Short-Form Thoughts

State of Crypto Gaming

I grew up with games, unlike many others in crypto. All the way back since Mario Kart: Double Dash and Half-Life 2, I’ve had them all. You name the console, GameCube, Nintendo DS, PS Vita, PlayStation, PC, etc.

From my perspective, we haven’t even begun to scratch the surface of what’s possible with the intersection of games and crypto. Nearly every relevant project looks like sketches of GoldenEye in its inception stage.

The problem stems from the developers behind most of these crypto gaming projects having no background in gaming, neither professional nor personal. The focus is too much on the ‘play-to-earn’ and financial aspects rather than developing an interesting and immersive world.

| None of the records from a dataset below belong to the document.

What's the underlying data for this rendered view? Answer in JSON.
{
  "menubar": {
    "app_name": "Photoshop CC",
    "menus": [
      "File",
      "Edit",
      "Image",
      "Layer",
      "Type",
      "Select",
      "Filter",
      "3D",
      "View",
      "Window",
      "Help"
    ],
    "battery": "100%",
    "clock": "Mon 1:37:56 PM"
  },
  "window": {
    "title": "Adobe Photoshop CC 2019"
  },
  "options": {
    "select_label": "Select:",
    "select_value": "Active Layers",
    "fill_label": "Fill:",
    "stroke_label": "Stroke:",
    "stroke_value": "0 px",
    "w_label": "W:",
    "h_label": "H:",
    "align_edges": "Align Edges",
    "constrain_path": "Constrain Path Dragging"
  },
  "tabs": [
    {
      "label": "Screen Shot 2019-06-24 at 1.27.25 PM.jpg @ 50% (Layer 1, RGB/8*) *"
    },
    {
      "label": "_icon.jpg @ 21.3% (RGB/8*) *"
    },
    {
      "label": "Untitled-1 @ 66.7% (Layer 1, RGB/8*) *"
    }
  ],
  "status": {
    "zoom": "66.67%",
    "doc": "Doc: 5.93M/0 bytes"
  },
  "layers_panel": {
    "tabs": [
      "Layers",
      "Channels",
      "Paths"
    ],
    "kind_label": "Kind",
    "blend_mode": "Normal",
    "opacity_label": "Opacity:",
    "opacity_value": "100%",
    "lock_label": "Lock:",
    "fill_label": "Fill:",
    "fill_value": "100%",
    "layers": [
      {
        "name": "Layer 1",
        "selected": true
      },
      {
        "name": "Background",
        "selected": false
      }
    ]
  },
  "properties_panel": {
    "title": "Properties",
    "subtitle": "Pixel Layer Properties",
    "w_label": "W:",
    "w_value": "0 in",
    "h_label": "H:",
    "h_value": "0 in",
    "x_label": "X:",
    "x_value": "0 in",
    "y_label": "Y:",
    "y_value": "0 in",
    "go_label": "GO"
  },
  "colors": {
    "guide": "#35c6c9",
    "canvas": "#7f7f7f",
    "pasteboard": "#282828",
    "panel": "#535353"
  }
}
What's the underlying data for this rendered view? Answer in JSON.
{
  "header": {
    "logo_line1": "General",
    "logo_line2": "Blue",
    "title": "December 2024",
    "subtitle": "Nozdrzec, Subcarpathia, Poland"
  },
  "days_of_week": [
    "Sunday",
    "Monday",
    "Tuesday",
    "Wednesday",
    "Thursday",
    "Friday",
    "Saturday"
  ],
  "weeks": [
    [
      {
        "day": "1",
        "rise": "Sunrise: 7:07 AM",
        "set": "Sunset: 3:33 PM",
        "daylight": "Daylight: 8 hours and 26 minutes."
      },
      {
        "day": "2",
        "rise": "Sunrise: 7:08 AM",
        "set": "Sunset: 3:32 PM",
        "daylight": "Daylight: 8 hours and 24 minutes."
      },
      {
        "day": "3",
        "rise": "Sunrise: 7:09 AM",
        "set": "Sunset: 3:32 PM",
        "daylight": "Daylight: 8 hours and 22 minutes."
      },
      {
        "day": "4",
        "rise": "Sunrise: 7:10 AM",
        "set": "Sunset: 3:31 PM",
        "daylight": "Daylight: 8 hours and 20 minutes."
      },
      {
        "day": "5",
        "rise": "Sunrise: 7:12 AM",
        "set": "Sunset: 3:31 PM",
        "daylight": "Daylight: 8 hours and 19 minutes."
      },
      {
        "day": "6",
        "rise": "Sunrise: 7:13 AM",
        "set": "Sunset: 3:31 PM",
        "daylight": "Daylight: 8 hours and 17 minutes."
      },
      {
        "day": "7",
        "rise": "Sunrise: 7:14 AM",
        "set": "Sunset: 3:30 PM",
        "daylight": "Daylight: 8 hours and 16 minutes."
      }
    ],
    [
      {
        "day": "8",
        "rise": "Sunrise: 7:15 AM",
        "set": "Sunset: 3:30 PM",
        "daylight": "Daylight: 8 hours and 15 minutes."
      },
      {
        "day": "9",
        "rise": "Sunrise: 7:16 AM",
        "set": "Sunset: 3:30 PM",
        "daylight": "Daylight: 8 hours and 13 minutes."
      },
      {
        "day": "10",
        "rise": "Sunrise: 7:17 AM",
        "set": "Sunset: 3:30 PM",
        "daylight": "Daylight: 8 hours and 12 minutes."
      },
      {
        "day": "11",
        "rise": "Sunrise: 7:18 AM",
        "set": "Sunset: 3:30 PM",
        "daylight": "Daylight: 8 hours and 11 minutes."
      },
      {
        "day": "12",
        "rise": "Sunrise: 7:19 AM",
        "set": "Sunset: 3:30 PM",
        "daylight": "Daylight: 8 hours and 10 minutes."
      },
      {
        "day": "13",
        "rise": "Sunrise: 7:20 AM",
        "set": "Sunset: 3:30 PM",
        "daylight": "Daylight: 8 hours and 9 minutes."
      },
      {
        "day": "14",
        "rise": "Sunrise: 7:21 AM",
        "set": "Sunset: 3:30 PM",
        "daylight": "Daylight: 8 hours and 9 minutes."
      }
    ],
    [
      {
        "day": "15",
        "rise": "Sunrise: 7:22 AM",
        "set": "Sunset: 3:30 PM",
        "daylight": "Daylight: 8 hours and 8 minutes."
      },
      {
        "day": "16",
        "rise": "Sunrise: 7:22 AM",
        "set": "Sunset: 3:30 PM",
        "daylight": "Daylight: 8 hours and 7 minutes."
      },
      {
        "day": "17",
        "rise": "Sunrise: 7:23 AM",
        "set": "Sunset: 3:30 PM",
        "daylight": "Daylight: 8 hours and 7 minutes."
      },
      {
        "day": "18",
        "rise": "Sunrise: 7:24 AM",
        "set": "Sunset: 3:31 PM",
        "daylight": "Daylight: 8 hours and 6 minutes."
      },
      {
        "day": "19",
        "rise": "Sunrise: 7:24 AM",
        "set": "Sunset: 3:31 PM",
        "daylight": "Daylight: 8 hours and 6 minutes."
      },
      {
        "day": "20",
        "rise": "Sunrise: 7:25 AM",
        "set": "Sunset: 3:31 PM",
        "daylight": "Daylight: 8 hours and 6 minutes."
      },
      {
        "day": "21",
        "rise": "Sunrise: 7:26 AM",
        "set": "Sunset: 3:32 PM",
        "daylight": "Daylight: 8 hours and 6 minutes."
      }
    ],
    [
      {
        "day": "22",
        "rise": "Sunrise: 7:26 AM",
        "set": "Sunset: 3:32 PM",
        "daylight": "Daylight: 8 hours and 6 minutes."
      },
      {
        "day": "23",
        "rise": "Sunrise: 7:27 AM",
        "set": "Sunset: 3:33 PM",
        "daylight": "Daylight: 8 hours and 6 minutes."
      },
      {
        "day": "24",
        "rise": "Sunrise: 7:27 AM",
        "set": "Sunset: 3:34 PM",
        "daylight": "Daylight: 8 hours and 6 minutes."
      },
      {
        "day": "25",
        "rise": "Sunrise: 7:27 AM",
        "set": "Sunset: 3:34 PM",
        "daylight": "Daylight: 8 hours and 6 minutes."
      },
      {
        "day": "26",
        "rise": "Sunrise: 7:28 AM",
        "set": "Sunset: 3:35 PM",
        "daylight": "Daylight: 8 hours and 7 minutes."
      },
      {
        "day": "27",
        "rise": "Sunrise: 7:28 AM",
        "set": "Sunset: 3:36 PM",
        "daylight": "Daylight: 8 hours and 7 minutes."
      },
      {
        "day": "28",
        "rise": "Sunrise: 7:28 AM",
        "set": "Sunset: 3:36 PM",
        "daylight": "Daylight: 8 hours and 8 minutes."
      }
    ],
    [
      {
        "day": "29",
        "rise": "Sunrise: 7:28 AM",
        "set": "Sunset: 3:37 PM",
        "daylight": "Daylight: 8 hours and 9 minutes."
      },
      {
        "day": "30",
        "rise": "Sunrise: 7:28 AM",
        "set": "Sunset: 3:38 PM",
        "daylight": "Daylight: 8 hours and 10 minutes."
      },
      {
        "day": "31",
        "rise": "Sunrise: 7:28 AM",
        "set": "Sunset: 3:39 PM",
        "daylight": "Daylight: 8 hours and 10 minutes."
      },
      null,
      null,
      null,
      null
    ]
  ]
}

If crypto games were attractive enough to play without financial incentive, their currencies would automatically be in demand for their usability in a world in which people would spend it as they would spend fiat money.
 
People jump into games to delve into new worlds, be challenged, experience that which they cannot in this life, and often with their friends as a shared adventure. No one wants to click ‘attack’ for three hours in a game with gameplay mechanics from another era.
 
Ironically, crypto games would be far more successful were the developers to focus least on the financial aspects and more on building the game’s universe, characters, story, and gameplay. Why? Because this would attract players from outside crypto.
 
Were any indie or AAA game studio to implement a cryptocurrency in their game as its central currency, that game would blow every single crypto game out of the water. Consider three of the most popular games currently out there: Apex, CSGO, and New World.
 
Imagine skins in Apex and CSGO as NFTs, only buyable through the game’s own cryptocurrency, which you earn by playing and completing some challenges. Would this addition change any aspect of the game? No, it would operate the exact same way, since the main focus is elsewhere.
 
Imagine coins in New World, or any other MMO. A cryptocurrency would act as the central form of currency with which players interact with the world, just as we do with fiat money. Again, this wouldn’t change a thing about the game. No need for it to be more complex than that.
 
This way, all players can achieve wealth within the respective game’s universes and potentially use that across other games and platforms, all on the blockchain. Their time and investment into games suddenly become much more worthwhile in an interconnected metaverse.
 

The MonkeyBall Launch

MonkeyBall has a total supply of 1 billion and dedicated 1% of their tokens to their IDO. They chose to launch through the launchpad called StarLaunch.
 
StarLaunch works as follows:
 
You buy their $STARS token that you stake to earn another token called $N2H4, which you then ‘contribute’ to determine your allocation for the IDO. The more $STARS you buy and stake, the higher your allocation would be for the IDO.
 
You might ask yourself, what if the price of $STARS crashes after the IDO before I can sell it?  What if you only bought it for MonkeyBall and only needed it to achieve a good allocation?
 
Look at the following chart. And yes, that peak is when most people bought in before the IDO.
 
StarLaunch Chart
This would be fine if you got a decently-sized MonkeyBall token allocation, so your profits would outweigh your losses on $STARS, and maybe you could still sell your $STARS for a tiny loss right after the IDO.
 
Let me explain why this was a lose-lose scenario for all participants.
 
Only 10 million tokens were dedicated to the MonkeyBall IDO, and the more people bought and staked $STARS, the less allocation each $STARS token would get, so it was a shot in the dark regarding your specific allocation for the IDO.
 
Let’s say you bought and staked $4000 worth of $STARSThat should get you a decent allocation, right? In reality, it got you less than $10 worth of MonkeyBall tokens.
 
The token would have to 400x before breaking even with what you spent on $STARS, but StarLaunch had another arbitrary mechanic at play.
 
If you didn’t lock your $STARS for 90 days, you would be losing 0.77% of your $STARS tokens every day for 90 days due to “decay”.
 
If you did lock but chose to unlock before the 90 days were over, you’d be charged a huge penalty. 22 days after the IDO,  $STARS was trading at -70%
 
No one came out of this IDO with the possibility of ever profiting or gaining any decent amount of tokens. All these mechanics were obvious beforehand, which leaves me asking why the MonkeyBall team chose this launchpad for their IDO?
 
In the future, proper education is needed for token launches involving arbitrary and complex launch procedures to avoid burning public investors.